Frances “Bea” Koontz

Frances Bea Koontz, “Bea” was born to Frances & Marvin Koontz in 1952.  Their new baby girl was all they had hoped for. Within months, however, there was a realization that she was not progressing normally.  It was soon determined that their precious daughter was deaf.  Her loving parents immediately set out to find the best resources to help Bea, but there was not much help available for her within Central Florida.  Her parents, particularly her mother, poured her life into Bea.  She did extensive research on the resources available to deaf children in the area and created resources where she found none.  She was integral in the development of many services for the deaf found in the region and state today.

At her mother’s direction, Bea became a proficient lip reader and excelled at her school work.  She enjoyed dancing, bike riding, hanging out with her best friend and going to the beach.  Leading a seemingly normal life, she graduated from  high school and went on to study at Furman University. 
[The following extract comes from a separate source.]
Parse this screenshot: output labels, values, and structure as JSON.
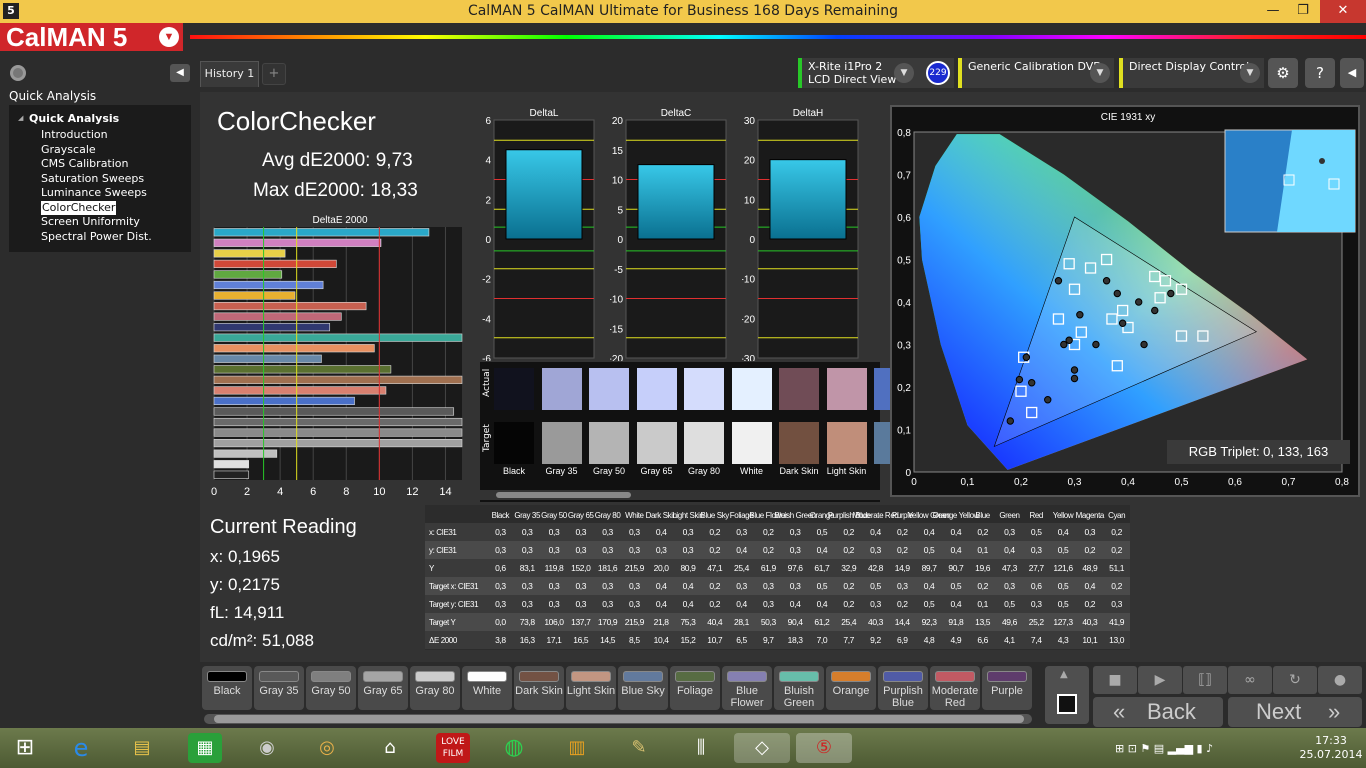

But slowly her challenges began to expand and it was discovered that her deafness was caused by a congenital, degenerative brain disorder.  It was slow in development, but the signs were there.  She required more services as time progressed.  While the family was very private about Bea’s medical condition, the search for a cure or solution for their beloved daughter  was endless.  They traveled near and far searching for answers to help combat the effects of the disease.   Unfortunately, and ever so slowly, Bea began to succumb to the effects of the disease. 

Bea sadly passed away at the young age of 40.  She left behind two very special and loving parents who had given all they could to make her life fulfilling.  They had sought care for her wherever it could be found, but the truth was that Bea’s issues were beyond anything that medicine could provide. 

Just three months after Bea’s death, her father, Marvin, suddenly and unexpectedly died following a brief illness. 

Bea’s mother, Frances, lived on to just days short of her 101st birthday, but not a day went by that she didn’t think of her precious Bea.  Knowing the struggles that families have in caring for a child with a complex illness inspired Frances to leave her estate to helping children with similar circumstances.